Karena itu, kata Dasco, meski pihaknya saat ini sedang menunggu surat presiden terkait RUU DOB itu, tapi akan disampaikan bahwa pembahasannya sebaiknya ditunda dulu hingga ada putusan MK.
Ketika bertemu Dasco, pimpinan MRP Provinsi Papua Timotius meminta DPR untuk menangguhkan rencana pembentukan DOB. Alasannya, pertama, pemerintah sedang memoratorium kebijakan pemekaran wilayah dan pembentukan DOB. Kedua, rencana kebijakan DOB tidak didukung kajian ilmiah.
Ketiga, kata Timotius, pengalaman dalam pembentukan DOB selama ini tidak memiliki pendapatan asli daerah yang tinggi, bahkan rendah sehingga membebani anggaran pendapatan belanja negara (APBN). Keempat, DOB tidak dilakukan dengan aspirasi dari bawah.

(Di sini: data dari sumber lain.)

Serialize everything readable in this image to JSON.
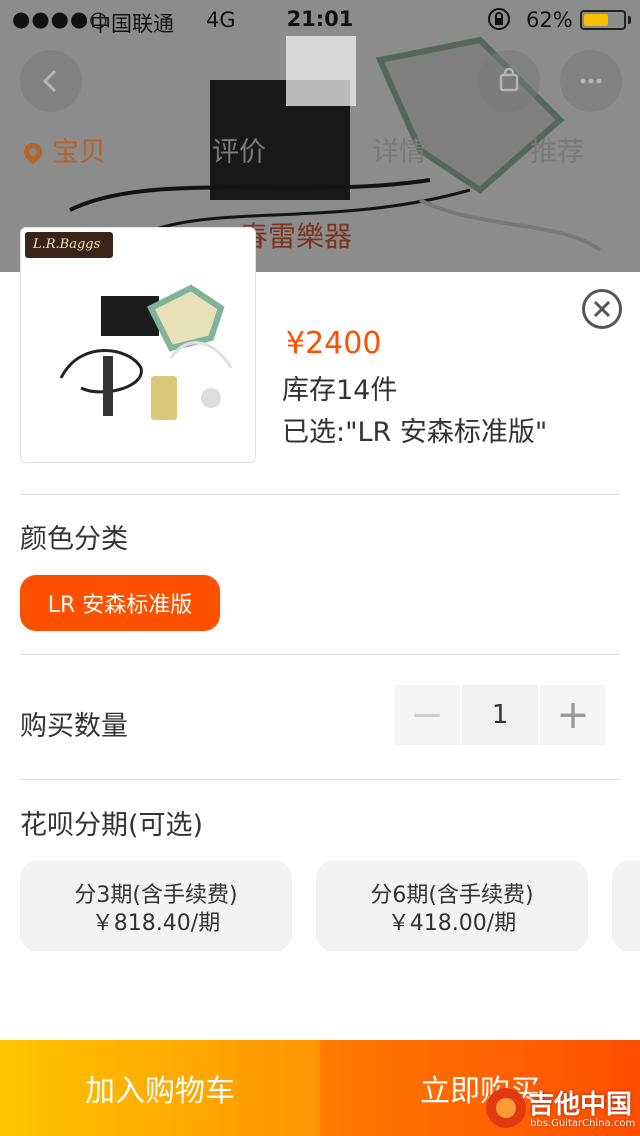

“Perubahan UU yang menambahkan ayat 1 dan ayat 2 membuat otonomi khusus tidak lagi menjadi pendekatan dari bawah ke atas, melainkan pendekatan dari atas ke bawah yang sentralistik,” kata Timotius.

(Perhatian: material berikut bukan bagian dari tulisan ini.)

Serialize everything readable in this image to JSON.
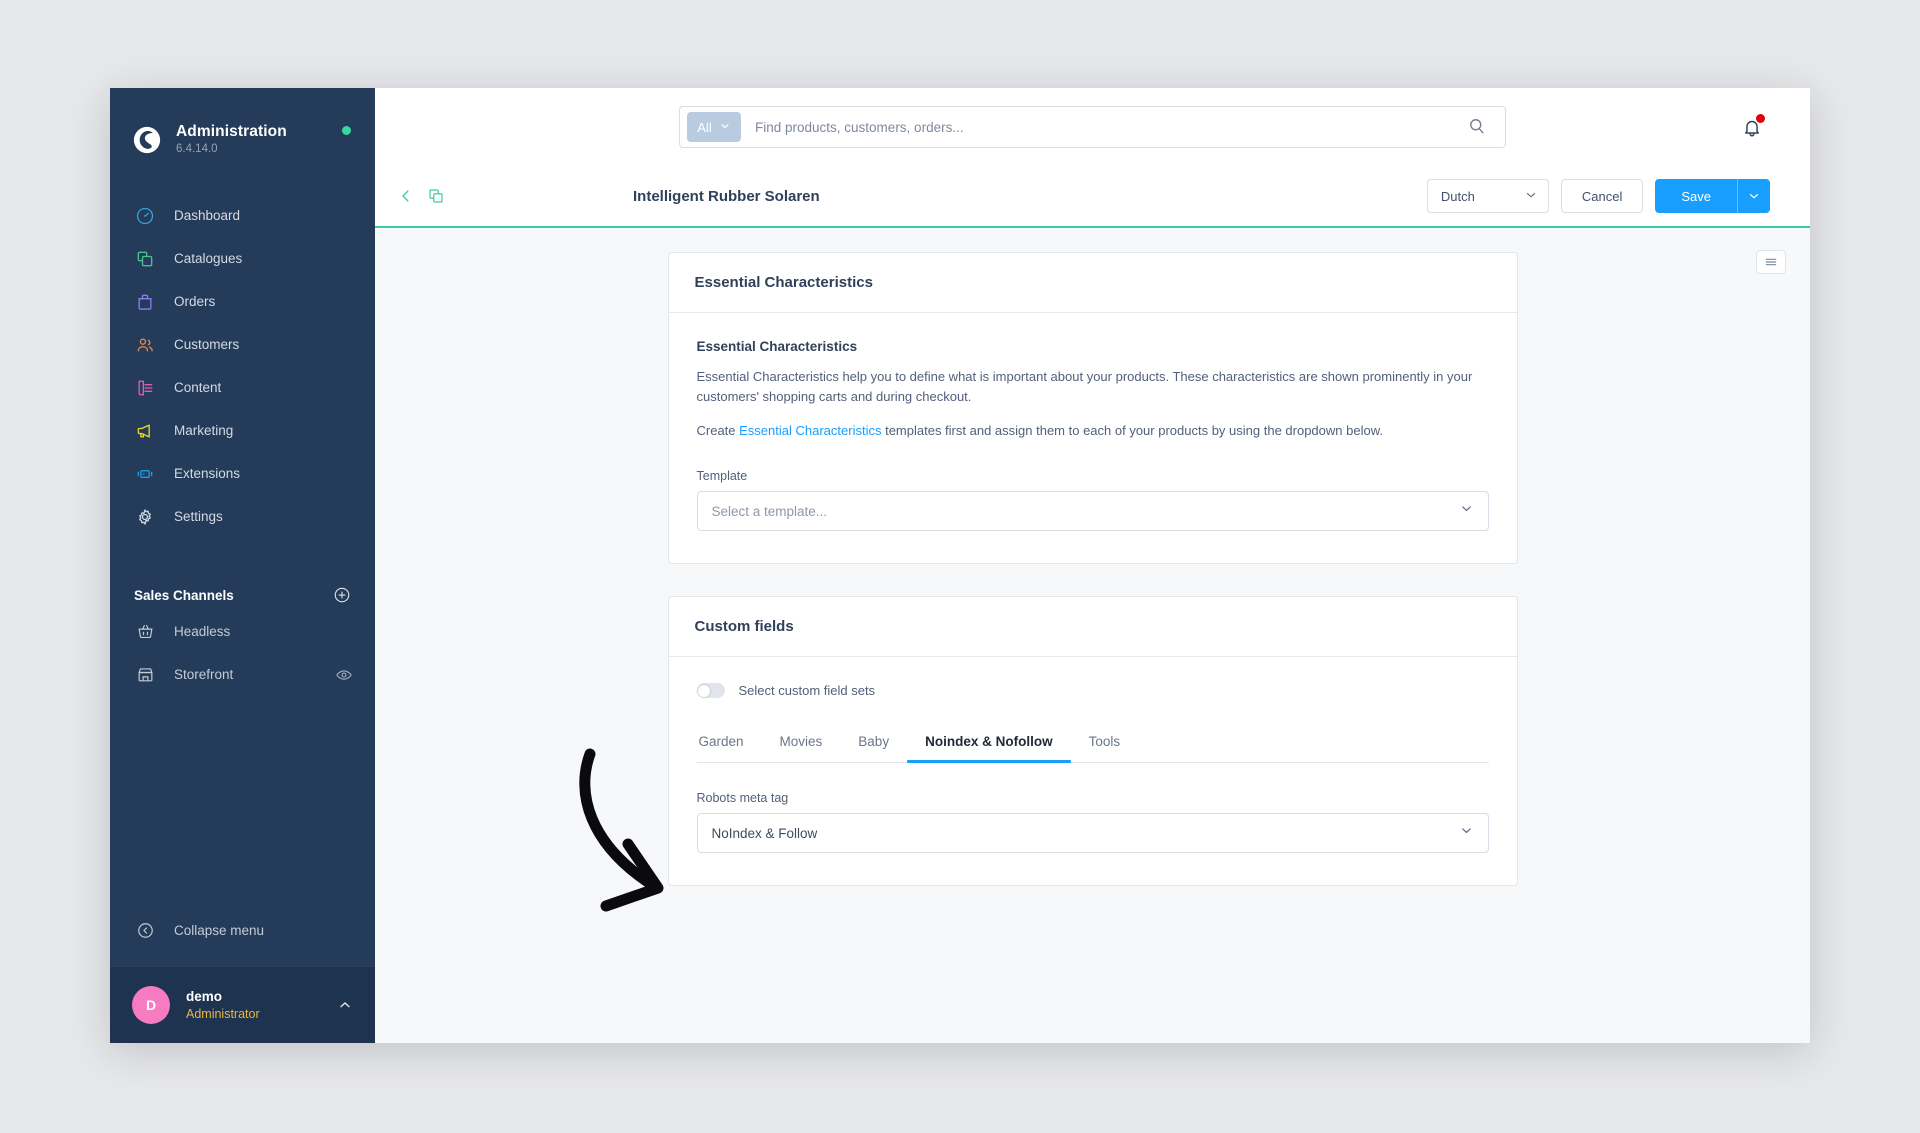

Sementara itu, Direktur Eksekutif Amnesty International Indonesia Usman Hamid yang ikut mendampingi Timotius menambahkan, kebijakan yang sepihak dalam hal perubahan UU Otsus dan pemekaran provinsi jelas merugikan hak-hak orang asli Papua. Apalagi orang asli Papua berhak untuk memperoleh informasi tentang rencana-rencana kebijakan yang berdampak pada mereka.
“Mereka juga berhak untuk diajak konsultasi, termasuk memberikan pendapat. Dan mereka juga berhak untuk dimintai persetujuan terkait perubahan UU, pemekaran provinsi, atau rencana penambangan emas seperti di Intan Jaya,” ujar Usman.
Menurut Usman, jika pemerintah dan DPR mau menangguhkan rencana pembentukan DOB, maka hal itu bisa mengurangi peningkatan eskalasi konflik, kekerasan dan pelanggaran HAM di Papua. “Sudah ada 12 kasus pembunuhan di luar hukum yang terjadi di Intan Jaya. Dan sudah ada 2 orang asli Papua tewas ketika menyampaikan pendapat menolak DOB,“ kata Usman.
Sebelumnya, DPR lewat sidang paripurna pada 12 April lalu menyetujui 3 RUU DOB baru di Papua menjadi RUU inisiatif DPR. Tiga RUU DOB Papua tersebut adalah RUU tentang Pembentukan Provinsi Papua Selatan, RUU tentang Pembentukan Provinsi Papua Tengah, dan RUU tentang Pembentukan Provinsi Papua Pegunungan Tengah.